Now is where I don't knot how to proceed. Should I hardcode in a const std:: vector <int> for the English frequency of letters and then somehow to comparison? How would I compare efficiently rather than simply compare each vector to each other for is possible not an efficient method?

This comparison is for getting an appropriate shift value for caesar cipher shifting to decrypt a text. I don't wanna use brute force and shift one at a time until the text is readable. Any advice on how to approach this? Thanks.

3
You will have an element of brute force. That is the nature of your approach. - Captain Giraffe

3 Answers

0
votes

Take your frequency vector and the frequency vector for "typical" English text, and find the cross-correlation.

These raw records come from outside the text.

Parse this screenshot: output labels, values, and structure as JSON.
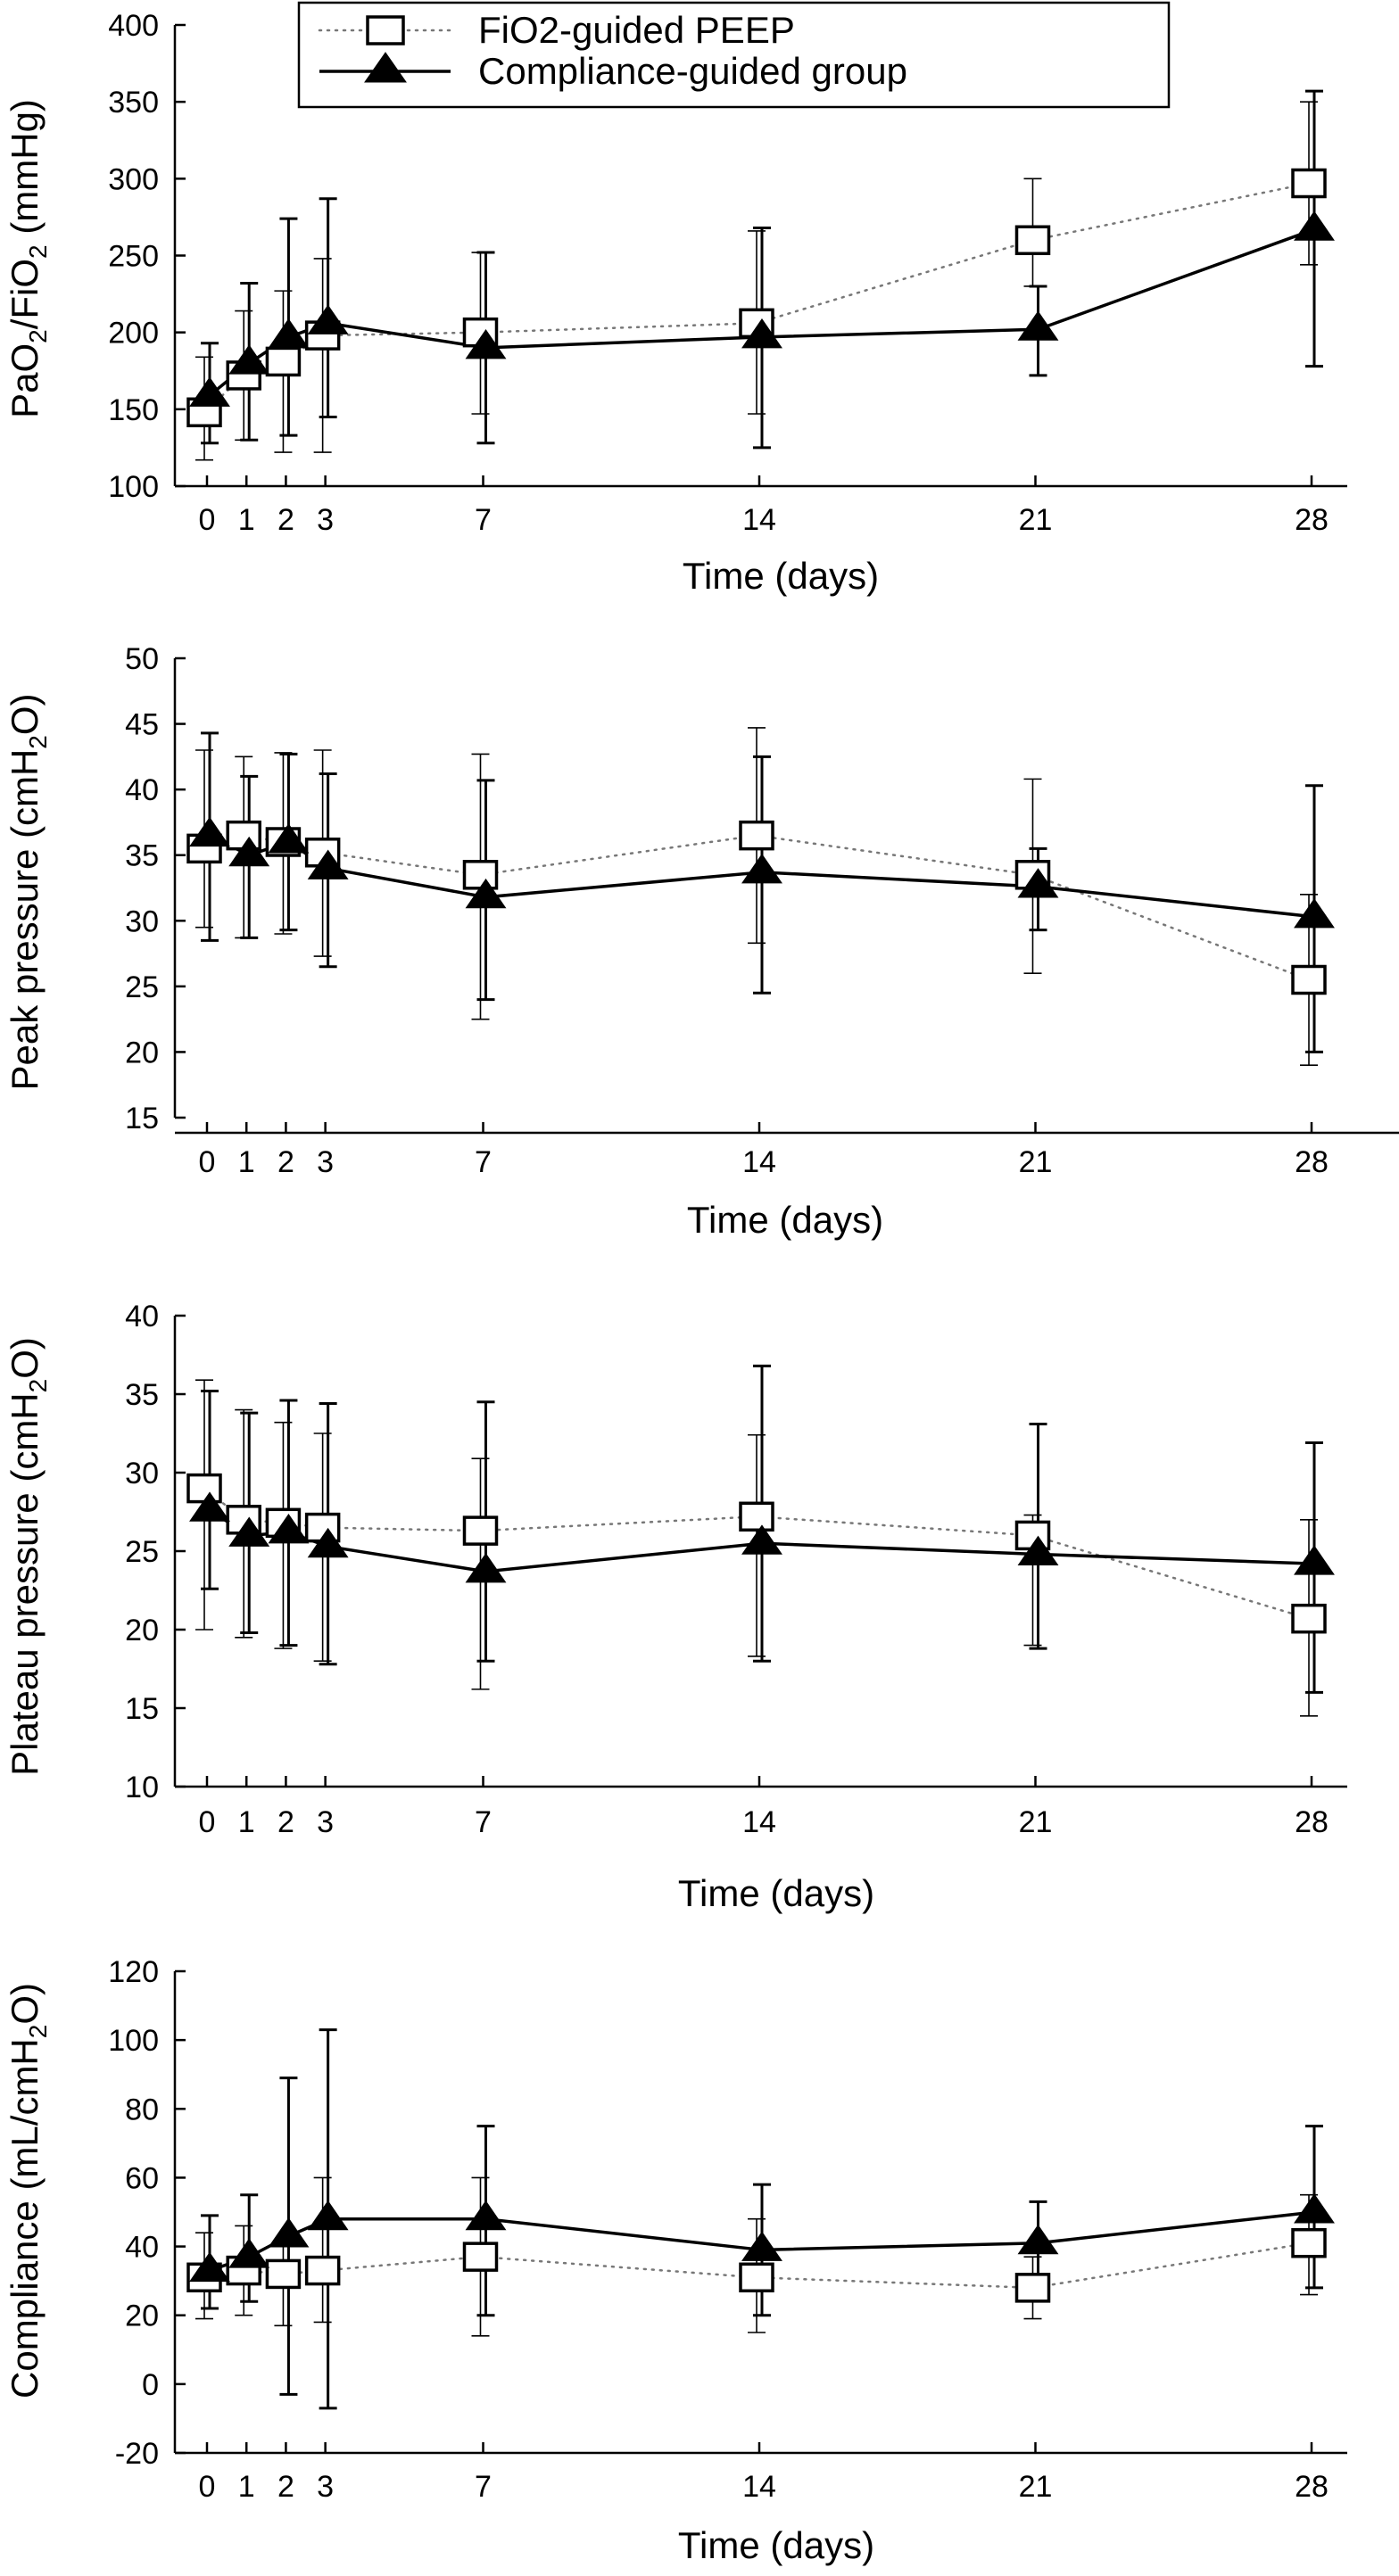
{
  "legend": {
    "entries": [
      "FiO2-guided PEEP",
      "Compliance-guided group"
    ]
  },
  "chart_data": [
    {
      "type": "line",
      "title": "",
      "xlabel": "Time (days)",
      "ylabel": "PaO2/FiO2 (mmHg)",
      "ylabel_parts": {
        "a": "PaO",
        "b": "2",
        "c": "/FiO",
        "d": "2",
        "e": " (mmHg)"
      },
      "x": [
        0,
        1,
        2,
        3,
        7,
        14,
        21,
        28
      ],
      "x_tick_labels": [
        "0",
        "1",
        "2",
        "3",
        "7",
        "14",
        "21",
        "28"
      ],
      "ylim": [
        100,
        400
      ],
      "yticks": [
        100,
        150,
        200,
        250,
        300,
        350,
        400
      ],
      "y_tick_labels": [
        "100",
        "150",
        "200",
        "250",
        "300",
        "350",
        "400"
      ],
      "legend_position": "top",
      "series": [
        {
          "name": "FiO2-guided PEEP",
          "style": "dotted-open-square",
          "values": [
            148,
            172,
            181,
            198,
            200,
            206,
            260,
            297
          ],
          "error_low": [
            117,
            130,
            122,
            122,
            147,
            147,
            230,
            244
          ],
          "error_high": [
            184,
            214,
            227,
            248,
            252,
            266,
            300,
            350
          ]
        },
        {
          "name": "Compliance-guided group",
          "style": "solid-filled-triangle",
          "values": [
            159,
            180,
            197,
            206,
            190,
            197,
            202,
            267
          ],
          "error_low": [
            128,
            130,
            133,
            145,
            128,
            125,
            172,
            178
          ],
          "error_high": [
            193,
            232,
            274,
            287,
            252,
            268,
            230,
            357
          ]
        }
      ]
    },
    {
      "type": "line",
      "title": "",
      "xlabel": "Time (days)",
      "ylabel": "Peak pressure (cmH2O)",
      "ylabel_parts": {
        "a": "Peak pressure (cmH",
        "b": "2",
        "c": "O)"
      },
      "x": [
        0,
        1,
        2,
        3,
        7,
        14,
        21,
        28
      ],
      "x_tick_labels": [
        "0",
        "1",
        "2",
        "3",
        "7",
        "14",
        "21",
        "28"
      ],
      "ylim": [
        15,
        50
      ],
      "yticks": [
        15,
        20,
        25,
        30,
        35,
        40,
        45,
        50
      ],
      "y_tick_labels": [
        "15",
        "20",
        "25",
        "30",
        "35",
        "40",
        "45",
        "50"
      ],
      "series": [
        {
          "name": "FiO2-guided PEEP",
          "style": "dotted-open-square",
          "values": [
            35.5,
            36.5,
            36,
            35.2,
            33.5,
            36.5,
            33.5,
            25.5
          ],
          "error_low": [
            29.5,
            28.7,
            29,
            27.3,
            22.5,
            28.3,
            26,
            19
          ],
          "error_high": [
            43,
            42.5,
            42.8,
            43,
            42.7,
            44.7,
            40.8,
            32
          ]
        },
        {
          "name": "Compliance-guided group",
          "style": "solid-filled-triangle",
          "values": [
            36.5,
            35,
            36,
            34,
            31.8,
            33.7,
            32.6,
            30.3
          ],
          "error_low": [
            28.5,
            28.7,
            29.3,
            26.5,
            24,
            24.5,
            29.3,
            20
          ],
          "error_high": [
            44.3,
            41,
            42.7,
            41.2,
            40.7,
            42.5,
            35.5,
            40.3
          ]
        }
      ]
    },
    {
      "type": "line",
      "title": "",
      "xlabel": "Time (days)",
      "ylabel": "Plateau pressure (cmH2O)",
      "ylabel_parts": {
        "a": "Plateau pressure (cmH",
        "b": "2",
        "c": "O)"
      },
      "x": [
        0,
        1,
        2,
        3,
        7,
        14,
        21,
        28
      ],
      "x_tick_labels": [
        "0",
        "1",
        "2",
        "3",
        "7",
        "14",
        "21",
        "28"
      ],
      "ylim": [
        10,
        40
      ],
      "yticks": [
        10,
        15,
        20,
        25,
        30,
        35,
        40
      ],
      "y_tick_labels": [
        "10",
        "15",
        "20",
        "25",
        "30",
        "35",
        "40"
      ],
      "series": [
        {
          "name": "FiO2-guided PEEP",
          "style": "dotted-open-square",
          "values": [
            29,
            27,
            26.8,
            26.5,
            26.3,
            27.2,
            26,
            20.7
          ],
          "error_low": [
            20,
            19.5,
            18.8,
            18,
            16.2,
            18.3,
            19,
            14.5
          ],
          "error_high": [
            35.9,
            34,
            33.2,
            32.5,
            30.9,
            32.4,
            27.3,
            27
          ]
        },
        {
          "name": "Compliance-guided group",
          "style": "solid-filled-triangle",
          "values": [
            27.6,
            26,
            26.2,
            25.3,
            23.7,
            25.5,
            24.8,
            24.2
          ],
          "error_low": [
            22.6,
            19.8,
            19,
            17.8,
            18,
            18,
            18.8,
            16
          ],
          "error_high": [
            35.2,
            33.8,
            34.6,
            34.4,
            34.5,
            36.8,
            33.1,
            31.9
          ]
        }
      ]
    },
    {
      "type": "line",
      "title": "",
      "xlabel": "Time (days)",
      "ylabel": "Compliance (mL/cmH2O)",
      "ylabel_parts": {
        "a": "Compliance (mL/cmH",
        "b": "2",
        "c": "O)"
      },
      "x": [
        0,
        1,
        2,
        3,
        7,
        14,
        21,
        28
      ],
      "x_tick_labels": [
        "0",
        "1",
        "2",
        "3",
        "7",
        "14",
        "21",
        "28"
      ],
      "ylim": [
        -20,
        120
      ],
      "yticks": [
        -20,
        0,
        20,
        40,
        60,
        80,
        100,
        120
      ],
      "y_tick_labels": [
        "-20",
        "0",
        "20",
        "40",
        "60",
        "80",
        "100",
        "120"
      ],
      "series": [
        {
          "name": "FiO2-guided PEEP",
          "style": "dotted-open-square",
          "values": [
            31,
            33,
            32,
            33,
            37,
            31,
            28,
            41
          ],
          "error_low": [
            19,
            20,
            17,
            18,
            14,
            15,
            19,
            26
          ],
          "error_high": [
            44,
            46,
            40,
            60,
            60,
            48,
            37,
            55
          ]
        },
        {
          "name": "Compliance-guided group",
          "style": "solid-filled-triangle",
          "values": [
            33,
            37,
            43,
            48,
            48,
            39,
            41,
            50
          ],
          "error_low": [
            22,
            24,
            -3,
            -7,
            20,
            20,
            30,
            28
          ],
          "error_high": [
            49,
            55,
            89,
            103,
            75,
            58,
            53,
            75
          ]
        }
      ]
    }
  ]
}
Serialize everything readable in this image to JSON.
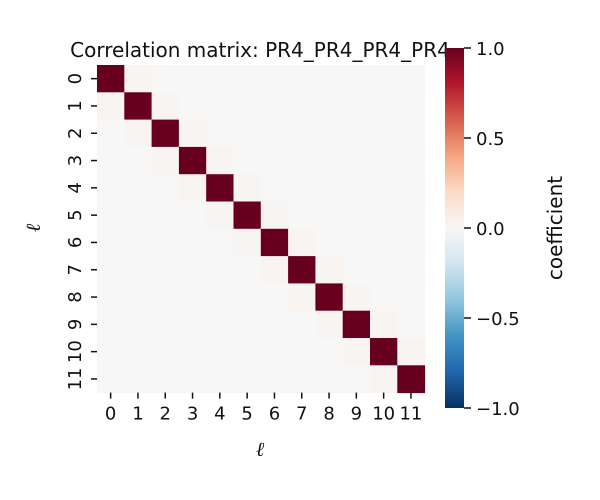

The highest values of the cross-correlation correspond to the most likely shift values. At that point you'll need to use each one to decrypt, and see whether the output is sensible (i.e. forms real words and coherent sentences).

0
votes

In English, 'e' has the highest frequency. So whatever most frequent letter you got from your ciphertext, it most likely maps to 'e'. Since e --> X then the key should be difference between 'e' and your most frequent letter X.

If this is not the right key (due to too short ciphertext distorting the statistics), try to match your most frequent ciphertext letter with the second one in English i.e. a.

0
votes

I would suggest a graph traversal algorithm. Your starting node has no substitutions assigned and has 26 connected nodes, one for each possible letter substitution for the most frequently occurring ciphertext letter. The next node has another 25 connected nodes for the possible letters for the second most frequent ciphertext letter (one less, since you've already used one possible letter). Which destination node you choose should be based on which letters are most likely given a normal frequency distribution for the target language.

At each node, you can test for success by doing your substitutions into the ciphertext, and finding all the resulting words that now match entries in a dictionary file. The more matches you've found, the more likely you've got the correct substitution key.